Buona routine di allenamento semplice per gli uomini che vogliono mettersi in forma

By Emilia Greco | marzo 19, 2019

Una routine orientata alla salute viene implementata e mantenuta più facilmente rispetto a un programma complesso di costruzione muscolare. Gli uomini possono mantenersi in forma con un minimo di tre allenamenti a settimana, purché ogni sessione abbia un riscaldamento aerobico, un allenamento di resistenza e un allungamento di raffreddamento. L'allenamento può causare muscoli tesi, quindi non saltare il raffreddamento. Pianificare la routine per prima cosa al mattino aumenta la probabilità che tu possa completare i tuoi allenamenti settimanali e migliorare la tua forma fisica.

...
      Mettiti in forma con semplici allenamenti con i pesi invece di allenamenti difficili da mantenere.     

Considerazioni

 ...
      Incorporare esercizi cardio nel tuo regime.     

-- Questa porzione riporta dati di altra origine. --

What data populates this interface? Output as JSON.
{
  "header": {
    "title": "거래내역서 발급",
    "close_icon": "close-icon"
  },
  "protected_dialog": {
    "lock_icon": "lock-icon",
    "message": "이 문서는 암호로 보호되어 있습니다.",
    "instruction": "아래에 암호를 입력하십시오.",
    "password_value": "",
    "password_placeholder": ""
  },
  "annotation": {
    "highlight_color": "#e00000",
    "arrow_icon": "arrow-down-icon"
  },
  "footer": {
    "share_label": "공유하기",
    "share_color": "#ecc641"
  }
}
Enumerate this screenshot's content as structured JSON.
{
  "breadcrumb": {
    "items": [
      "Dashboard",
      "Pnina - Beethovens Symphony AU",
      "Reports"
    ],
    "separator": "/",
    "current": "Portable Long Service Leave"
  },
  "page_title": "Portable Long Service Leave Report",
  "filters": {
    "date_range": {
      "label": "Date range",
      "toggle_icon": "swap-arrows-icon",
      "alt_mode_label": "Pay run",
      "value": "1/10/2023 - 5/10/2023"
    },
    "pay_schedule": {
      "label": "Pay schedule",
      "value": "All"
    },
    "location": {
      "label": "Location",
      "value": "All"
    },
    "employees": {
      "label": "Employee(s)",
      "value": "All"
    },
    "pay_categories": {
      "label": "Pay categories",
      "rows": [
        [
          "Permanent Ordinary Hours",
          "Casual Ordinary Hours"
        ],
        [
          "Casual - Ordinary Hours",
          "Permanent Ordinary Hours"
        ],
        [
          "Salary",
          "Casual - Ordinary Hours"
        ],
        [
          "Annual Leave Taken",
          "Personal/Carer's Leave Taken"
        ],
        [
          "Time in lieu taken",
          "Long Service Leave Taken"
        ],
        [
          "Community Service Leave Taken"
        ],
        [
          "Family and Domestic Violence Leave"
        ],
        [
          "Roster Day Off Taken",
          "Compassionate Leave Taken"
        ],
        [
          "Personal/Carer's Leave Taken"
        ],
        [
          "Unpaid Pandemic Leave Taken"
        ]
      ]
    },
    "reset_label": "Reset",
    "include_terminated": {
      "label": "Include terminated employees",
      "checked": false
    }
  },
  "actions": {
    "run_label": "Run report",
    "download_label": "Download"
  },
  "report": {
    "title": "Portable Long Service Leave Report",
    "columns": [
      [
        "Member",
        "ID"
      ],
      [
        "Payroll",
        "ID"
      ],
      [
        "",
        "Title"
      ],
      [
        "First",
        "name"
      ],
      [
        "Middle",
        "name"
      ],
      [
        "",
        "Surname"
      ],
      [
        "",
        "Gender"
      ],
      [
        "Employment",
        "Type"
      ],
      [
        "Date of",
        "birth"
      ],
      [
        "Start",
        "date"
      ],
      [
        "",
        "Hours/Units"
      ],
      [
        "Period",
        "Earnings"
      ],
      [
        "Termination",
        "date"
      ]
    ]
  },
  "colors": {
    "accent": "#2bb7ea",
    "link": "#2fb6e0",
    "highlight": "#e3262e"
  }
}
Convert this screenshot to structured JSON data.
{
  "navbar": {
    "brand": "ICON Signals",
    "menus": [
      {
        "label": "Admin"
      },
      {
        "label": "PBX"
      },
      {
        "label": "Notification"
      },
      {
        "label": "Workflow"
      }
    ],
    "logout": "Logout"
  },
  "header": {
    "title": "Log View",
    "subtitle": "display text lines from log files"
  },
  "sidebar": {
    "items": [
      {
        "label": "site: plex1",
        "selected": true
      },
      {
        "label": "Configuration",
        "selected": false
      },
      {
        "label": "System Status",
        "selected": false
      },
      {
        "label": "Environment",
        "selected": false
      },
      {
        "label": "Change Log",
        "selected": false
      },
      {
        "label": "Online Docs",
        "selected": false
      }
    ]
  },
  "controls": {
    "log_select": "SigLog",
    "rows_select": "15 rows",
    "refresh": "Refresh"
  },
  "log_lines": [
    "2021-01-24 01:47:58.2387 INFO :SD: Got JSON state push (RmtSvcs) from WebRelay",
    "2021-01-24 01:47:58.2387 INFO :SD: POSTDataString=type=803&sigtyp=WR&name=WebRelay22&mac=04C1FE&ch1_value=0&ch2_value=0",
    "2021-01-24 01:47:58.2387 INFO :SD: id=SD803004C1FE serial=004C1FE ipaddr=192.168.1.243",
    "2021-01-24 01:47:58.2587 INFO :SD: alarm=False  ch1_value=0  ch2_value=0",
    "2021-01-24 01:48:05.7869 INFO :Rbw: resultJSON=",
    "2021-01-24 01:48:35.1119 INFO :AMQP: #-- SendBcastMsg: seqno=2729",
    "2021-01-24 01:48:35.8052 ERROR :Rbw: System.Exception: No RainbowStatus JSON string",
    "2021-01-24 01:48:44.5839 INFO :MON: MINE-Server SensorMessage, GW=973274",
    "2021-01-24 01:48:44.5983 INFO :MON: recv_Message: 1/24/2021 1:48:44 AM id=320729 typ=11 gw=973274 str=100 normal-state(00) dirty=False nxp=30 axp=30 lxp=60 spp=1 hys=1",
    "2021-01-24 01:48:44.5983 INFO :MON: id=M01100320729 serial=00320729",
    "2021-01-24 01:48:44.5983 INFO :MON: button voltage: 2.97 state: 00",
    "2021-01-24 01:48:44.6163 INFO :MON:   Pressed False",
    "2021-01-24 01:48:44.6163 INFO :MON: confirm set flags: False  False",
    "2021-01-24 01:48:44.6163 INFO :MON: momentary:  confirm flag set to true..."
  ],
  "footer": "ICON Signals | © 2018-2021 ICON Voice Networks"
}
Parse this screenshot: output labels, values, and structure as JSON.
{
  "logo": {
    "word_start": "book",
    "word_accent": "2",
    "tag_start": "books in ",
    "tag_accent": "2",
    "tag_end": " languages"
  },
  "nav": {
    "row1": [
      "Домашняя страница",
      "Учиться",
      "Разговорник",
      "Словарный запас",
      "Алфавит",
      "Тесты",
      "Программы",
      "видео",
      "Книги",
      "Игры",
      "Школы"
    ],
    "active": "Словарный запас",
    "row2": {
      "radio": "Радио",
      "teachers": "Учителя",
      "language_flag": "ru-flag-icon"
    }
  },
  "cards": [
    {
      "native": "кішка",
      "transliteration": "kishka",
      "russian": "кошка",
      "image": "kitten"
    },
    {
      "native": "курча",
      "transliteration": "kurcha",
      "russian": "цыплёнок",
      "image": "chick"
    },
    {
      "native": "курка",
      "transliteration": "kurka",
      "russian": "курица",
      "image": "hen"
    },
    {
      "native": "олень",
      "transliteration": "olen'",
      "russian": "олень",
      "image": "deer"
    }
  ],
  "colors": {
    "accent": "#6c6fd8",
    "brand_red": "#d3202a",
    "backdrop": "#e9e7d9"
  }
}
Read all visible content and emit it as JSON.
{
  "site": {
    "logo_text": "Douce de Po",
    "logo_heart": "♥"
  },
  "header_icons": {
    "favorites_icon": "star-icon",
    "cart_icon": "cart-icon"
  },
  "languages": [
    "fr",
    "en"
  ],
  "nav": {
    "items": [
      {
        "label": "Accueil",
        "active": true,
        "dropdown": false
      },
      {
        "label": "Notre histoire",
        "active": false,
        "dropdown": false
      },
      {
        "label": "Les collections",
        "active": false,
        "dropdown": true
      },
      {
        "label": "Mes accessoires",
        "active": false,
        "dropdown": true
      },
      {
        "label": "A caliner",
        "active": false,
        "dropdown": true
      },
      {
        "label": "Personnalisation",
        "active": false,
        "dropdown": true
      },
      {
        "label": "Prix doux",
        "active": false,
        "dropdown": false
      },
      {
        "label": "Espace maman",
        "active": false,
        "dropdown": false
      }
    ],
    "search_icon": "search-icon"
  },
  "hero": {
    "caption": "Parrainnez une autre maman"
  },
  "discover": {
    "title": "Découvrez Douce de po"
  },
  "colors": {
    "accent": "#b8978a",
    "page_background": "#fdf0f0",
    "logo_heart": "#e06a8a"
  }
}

Un approccio senza fronzoli all'allenamento significa che dovresti essere in grado di migliorare la tua capacità aerobica, muscolare capacità, flessibilità e composizione corporea in una sessione. L'American College of Sports Medicine consiglia di fare tre giorni di intenso esercizio aerobico e due giorni di allenamento per la forza per ridurre il rischio di malattie croniche come il diabete e l'obesità addominale. Il modo più semplice per rimettersi in forma - e affrontare gli aspetti primari della forma fisica - è allenarsi tre giorni alla settimana e incorporare esercizi cardio, allenamento di resistenza ed esercizi di stretching.

Monday

...
      Associare diversi esercizi di sollevamento pesi.     

Completando una routine aerobica di 20 minuti quando inizi ad allenarti, che tu sia a casa o nella tua palestra locale, aumenta il flusso sanguigno ai muscoli e aumenta la frequenza cardiaca - svegliarti in un certo senso. Fai un rapido riscaldamento di sette minuti seguito da un tratto di tre minuti prima di iniziare la sessione di cardio; assicurati che l'intensità del tuo esercizio aerobico renda possibile parlare ma troppo difficile da cantare. Associare le presse pettorali con manubri piatti con file di manubri con un braccio e presse pettorali con manubri inclinati con pulldown laterali. Completa cinque serie da 6 a 12 ripetizioni per esercizio; set alternativi in ​​ciascuna coppia di esercizi. Allunga dai 5 ai 10 minuti alla fine dell'allenamento.

Wednesday

...
      Inizia la sessione con un'attività cardio.     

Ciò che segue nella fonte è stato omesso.